Langer Zopf für Aktion Rapunzel

Neunjährige Wardenburgerin spendet ihre blonde Mähne

Wardenburg - Ganze 34 Zentimeter zeigt das Maßband, das der Wardenburger Friseur Oliver Bremer an den blonden geflochtenen Zopf von Nina Herkt hält. „Wow“, kann er nur sagen, und die Neunjährige strahlt ihn im Spiegel an. „Etwa drei Jahre lang habe ich jetzt gezüchtet, um die Haare eines Tages zu spenden“, berichtet sie, „obwohl ich mich mit kürzeren Haaren eigentlich hübscher finde.“ Ihre Mama Heidi Herkt, selbst mit einer lockigen Kurzhaarfrisur, hängt schon ein wenig mehr an der langen Mähne der Tochter und sagt: „Ich hoffe einfach, dass es ihr nachher auch gefällt.“

Keine Angst vor Schere

Nina ist da unbesorgt und zuckt nicht mit der Wimper, als die Friseurin Pia Palmer die langen Strähnen in einen dicken Flechtzopf zusammenbindet. Die beiden schauen sich im Spiegel an, wie kurz die Frisur der Grundschülerin werden darf. Nina ist mutig: „Hinten ruhig noch ein bisschen kürzer als vorne“ – und die Mama muss schlucken, sagt jedoch nichts.

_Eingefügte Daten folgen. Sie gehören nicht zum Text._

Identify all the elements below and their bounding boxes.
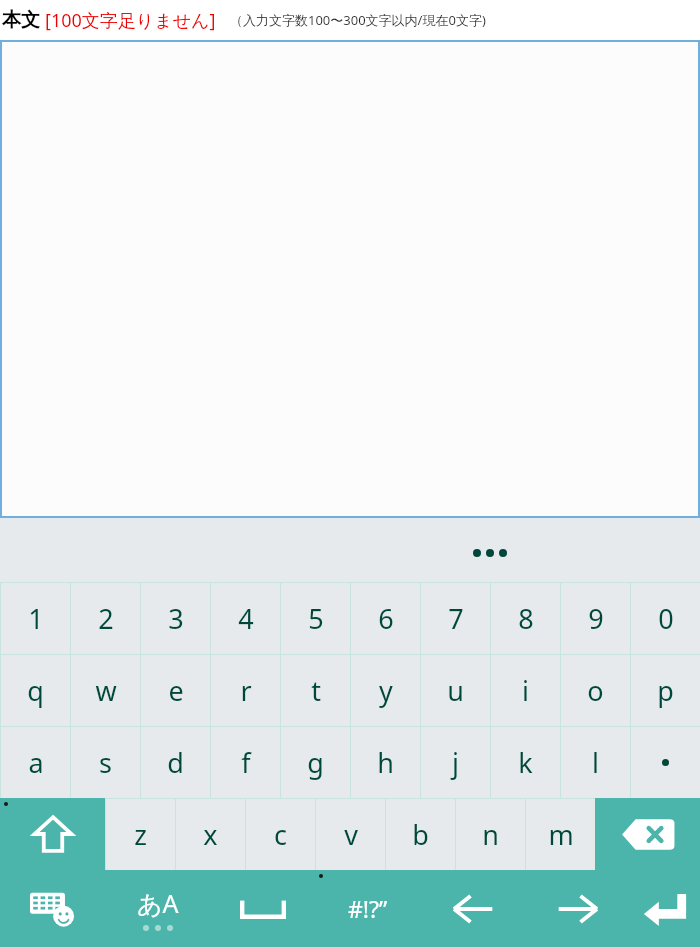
button[interactable]: Enter xyxy=(630,870,700,947)
staticText: u xyxy=(447,672,464,709)
button[interactable]: l xyxy=(561,727,630,798)
button[interactable]: 7 xyxy=(421,583,490,654)
staticText: b xyxy=(412,816,429,853)
button[interactable]: 3 xyxy=(141,583,210,654)
button[interactable]: a xyxy=(1,727,70,798)
button[interactable]: 0 xyxy=(631,583,700,654)
button[interactable]: Backspace xyxy=(595,798,700,870)
button[interactable]: g xyxy=(281,727,350,798)
button[interactable]: q xyxy=(1,655,70,726)
staticText: 1 xyxy=(28,600,44,637)
button[interactable]: 6 xyxy=(351,583,420,654)
staticText: v xyxy=(344,816,358,853)
button[interactable]: d xyxy=(141,727,210,798)
staticText: w xyxy=(95,672,117,709)
staticText: （入力文字数100〜300文字以内/現在0文字) xyxy=(230,11,486,29)
staticText: k xyxy=(518,744,533,781)
staticText: n xyxy=(482,816,499,853)
button[interactable]: 5 xyxy=(281,583,350,654)
button[interactable]: f xyxy=(211,727,280,798)
button[interactable]: 8 xyxy=(491,583,560,654)
staticText: h xyxy=(377,744,394,781)
button[interactable]: o xyxy=(561,655,630,726)
staticText: [100文字足りません] xyxy=(45,8,216,33)
button[interactable]: e xyxy=(141,655,210,726)
button[interactable]: More suggestions xyxy=(473,549,507,557)
button[interactable]: Space xyxy=(210,870,315,947)
staticText: 6 xyxy=(378,600,394,637)
staticText: 4 xyxy=(238,600,254,637)
button[interactable]: 1 xyxy=(1,583,70,654)
button[interactable]: z xyxy=(106,799,175,870)
button[interactable]: p xyxy=(631,655,700,726)
button[interactable]: 2 xyxy=(71,583,140,654)
staticText: g xyxy=(307,744,324,781)
button[interactable]: s xyxy=(71,727,140,798)
staticText: 9 xyxy=(588,600,604,637)
button[interactable]: 9 xyxy=(561,583,630,654)
staticText: 7 xyxy=(448,600,464,637)
button[interactable]: v xyxy=(316,799,385,870)
button[interactable]: x xyxy=(176,799,245,870)
staticText: q xyxy=(27,672,44,709)
staticText: #!?” xyxy=(348,893,388,924)
button[interactable]: w xyxy=(71,655,140,726)
staticText: f xyxy=(241,744,251,781)
staticText: o xyxy=(587,672,604,709)
staticText: j xyxy=(452,744,459,781)
button[interactable]: Symbols xyxy=(315,870,420,947)
staticText: e xyxy=(168,672,184,709)
button[interactable]: b xyxy=(386,799,455,870)
button[interactable]: Move cursor right xyxy=(525,870,630,947)
staticText: l xyxy=(592,744,599,781)
staticText: z xyxy=(134,816,147,853)
button[interactable]: Move cursor left xyxy=(420,870,525,947)
staticText: 5 xyxy=(308,600,324,637)
button[interactable]: t xyxy=(281,655,350,726)
button[interactable]: i xyxy=(491,655,560,726)
staticText: r xyxy=(240,672,252,709)
button[interactable]: h xyxy=(351,727,420,798)
staticText: y xyxy=(379,672,393,709)
button[interactable]: n xyxy=(456,799,525,870)
staticText: 0 xyxy=(658,600,674,637)
button[interactable]: Shift xyxy=(0,798,105,870)
staticText: t xyxy=(311,672,321,709)
staticText: 本文 xyxy=(2,8,40,32)
staticText: d xyxy=(167,744,184,781)
button[interactable] xyxy=(631,727,700,798)
button[interactable]: 4 xyxy=(211,583,280,654)
button[interactable]: k xyxy=(491,727,560,798)
button[interactable]: j xyxy=(421,727,490,798)
staticText: 2 xyxy=(98,600,114,637)
staticText: 3 xyxy=(168,600,184,637)
staticText: あA xyxy=(137,886,179,920)
staticText: c xyxy=(274,816,287,853)
staticText: p xyxy=(657,672,674,709)
staticText: s xyxy=(99,744,112,781)
button[interactable]: c xyxy=(246,799,315,870)
button[interactable]: Switch input mode xyxy=(105,870,210,947)
button[interactable]: u xyxy=(421,655,490,726)
staticText: i xyxy=(522,672,529,709)
button[interactable]: m xyxy=(526,799,595,870)
staticText: m xyxy=(548,816,574,853)
staticText: a xyxy=(28,744,44,781)
button[interactable]: Emoji keyboard xyxy=(0,870,105,947)
staticText: 8 xyxy=(518,600,534,637)
button[interactable]: y xyxy=(351,655,420,726)
staticText: x xyxy=(203,816,218,853)
button[interactable]: r xyxy=(211,655,280,726)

Es war vor ein paar Jahren, als Nina davon erfahren hat, dass Kindern, die stark erkrankt sind und denen die Haare ausfallen, am besten eine Perücke aus Kinderhaaren gefertigt werden kann – und wollte unbedingt helfen. Friseurmeister Oliver Bremer weiß auch, warum das so ist: „Kinderhaare haben noch eine andere Textur, sind seidiger – und zudem meist komplett gesund. Nicht gefärbt, nicht chemisch behandelt, nicht so oft geföhnt oder geglättet.“

Termin ist ein Lichtblick

Er freut sich riesig, dass die Neunjährige heute in seinem Salon ist. Denn auch hier schlägt die Corona-Krise zu. „Wir haben schon genügend zu tun, aber es ist einfach anders. Es drückt aufs Gemüt. Und da ist so ein Termin doch wirklich ein Lichtblick.“

Dann setzt Pia Palmer die Schere an. Und schneidet. Und schneidet. Setzt die Schere noch einmal anders an. Und schneidet. Das dauert länger als erwartet. Aber die Neunjährige schaut tapfer im Spiegel zu und ist ganz froh, als der lange Zopf dann vor ihr liegt. Die Friseurin macht sich an den Schnitt, föhnt die neue, noch ungewohnte Frisur. Nina schüttelt immer wieder den Kopf: „Ich finde es richtig gut“, sagt sie im Nachhinein. Und auch der Mama gefällt es. Stolz ist sie natürlich sowieso. „Ich finde es klasse, dass Nina das wirklich durchgezogen hat und sich so für den guten Zweck einsetzt.“

Der BVZ, das ist der Bundesverband der Zweithaar-Spezialisten, ruft in jedem Jahr zur Haarspende auf. Das Ziel der Initiative ist es, Menschen in einer schwierigen Lebenssituation zu helfen. Die gesammelten Haare werden versteigert.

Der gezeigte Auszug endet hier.